A lot of funds that wanted to get in at a low price basically missed out on this wave.

Now, the opportunity for adjustment of this core main line has finally arrived, and the main institutional funds that missed the opportunity will definitely accelerate their positions.

In other words, overall, the concentration of the chip structure in the "big infrastructure" line will increase quite rapidly.

In addition, the birth and fermentation of the main line of "oversold rebound" at low levels.

It will also drive the free chips gathered in the main line of "big infrastructure" to be cleared out quickly and flow to low-priced stocks. This will also accelerate the adjustment speed of the main line of "big infrastructure" and shorten the shock adjustment time of the main line of "big infrastructure".
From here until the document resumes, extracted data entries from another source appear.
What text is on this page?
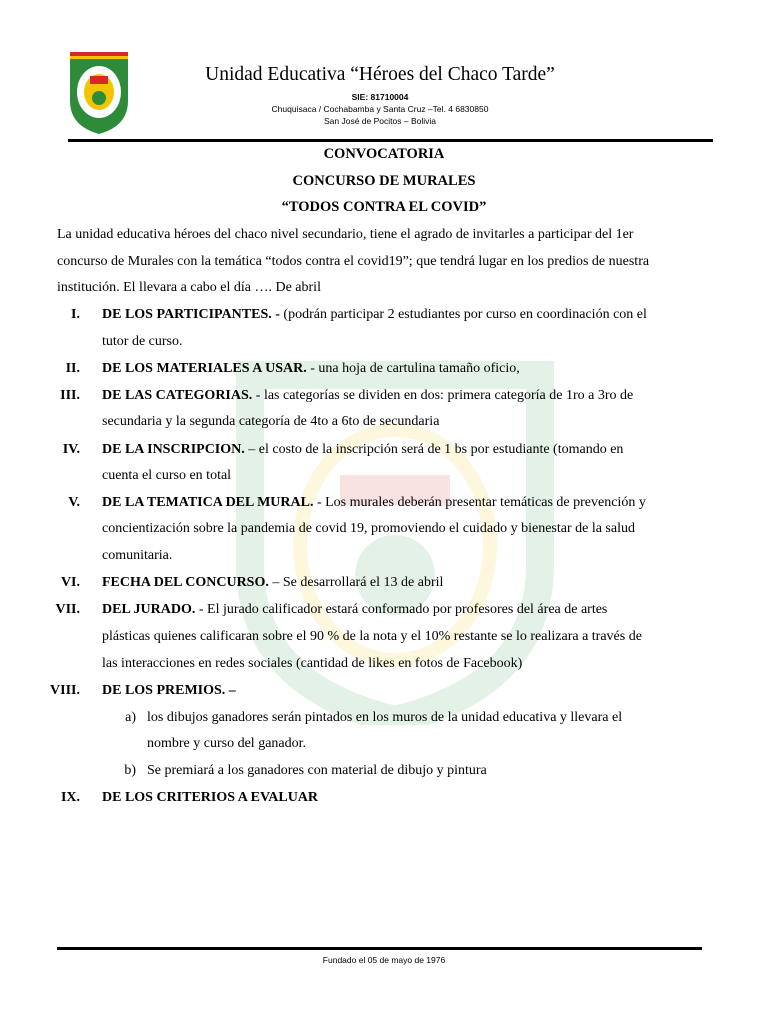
Unidad Educativa “Héroes del Chaco Tarde”
SIE: 81710004
Chuquisaca / Cochabamba y Santa Cruz –Tel. 4 6830850
San José de Pocitos – Bolivia
CONVOCATORIA
CONCURSO DE MURALES
“TODOS CONTRA EL COVID”
La unidad educativa héroes del chaco nivel secundario, tiene el agrado de invitarles a participar del 1er
concurso de Murales con la temática “todos contra el covid19”; que tendrá lugar en los predios de nuestra
institución. El llevara a cabo el día …. De abril
I. DE LOS PARTICIPANTES. - (podrán participar 2 estudiantes por curso en coordinación con el
tutor de curso.
II. DE LOS MATERIALES A USAR. - una hoja de cartulina tamaño oficio,
III. DE LAS CATEGORIAS. - las categorías se dividen en dos: primera categoría de 1ro a 3ro de
secundaria y la segunda categoría de 4to a 6to de secundaria
IV. DE LA INSCRIPCION. – el costo de la inscripción será de 1 bs por estudiante (tomando en
cuenta el curso en total
V. DE LA TEMATICA DEL MURAL. - Los murales deberán presentar temáticas de prevención y
concientización sobre la pandemia de covid 19, promoviendo el cuidado y bienestar de la salud
comunitaria.
VI. FECHA DEL CONCURSO. – Se desarrollará el 13 de abril
VII. DEL JURADO. - El jurado calificador estará conformado por profesores del área de artes
plásticas quienes calificaran sobre el 90 % de la nota y el 10% restante se lo realizara a través de
las interacciones en redes sociales (cantidad de likes en fotos de Facebook)
VIII. DE LOS PREMIOS. –
a) los dibujos ganadores serán pintados en los muros de la unidad educativa y llevara el
nombre y curso del ganador.
b) Se premiará a los ganadores con material de dibujo y pintura
IX. DE LOS CRITERIOS A EVALUAR
Fundado el 05 de mayo de 1976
There is a lot of money that has missed out on opportunities, strong expectations for a reversal in fundamentals, and continuous stimulation from favorable policies... This series of factors does not support the core theme of "big infrastructure". At the current position, there will be long-term shock consolidation, so I can conclude that the adjustment time for the "big infrastructure" line will not be long.

Moreover, after this round of chip structure platform is re-established.

The subsequent upside is likely to be more violent than the first round of market."

After listening to Men Xingtao's analysis, Huang Qingyun did not expect that he had such strong confidence in the subsequent market trend of the core theme of "big infrastructure".

However, after thinking about it carefully, he felt that the other party was not wrong.

In fact, the offline real estate market in major cities, and even the entire real estate industry chain-related industries, are still recovering and booming.

In the Magic City where they live, housing prices basically change every day.

Such a hot property market will inevitably lead to an explosion in real estate-related industries, and even drive the continued rise in the share prices of core stocks in related industries.

So, in terms of fundamentals…

No matter how you analyze it, no matter how the short-term market trend of the "big infrastructure" line goes.

No matter how the market fluctuates next.

The long-term investment direction is certain, and it is also certain that large funds will continue to gather and deploy on the core theme of "big infrastructure". Thinking of this, he is no longer panicked, and he no longer cares about how the market's "oversold rebound" line will go.

Because no matter how the market changes in the future, the established operating strategy of their fund cannot be changed.

It also cannot change their confidence in focusing heavily on the main line of "big infrastructure" and their firm optimism about the future market trend of this core main line.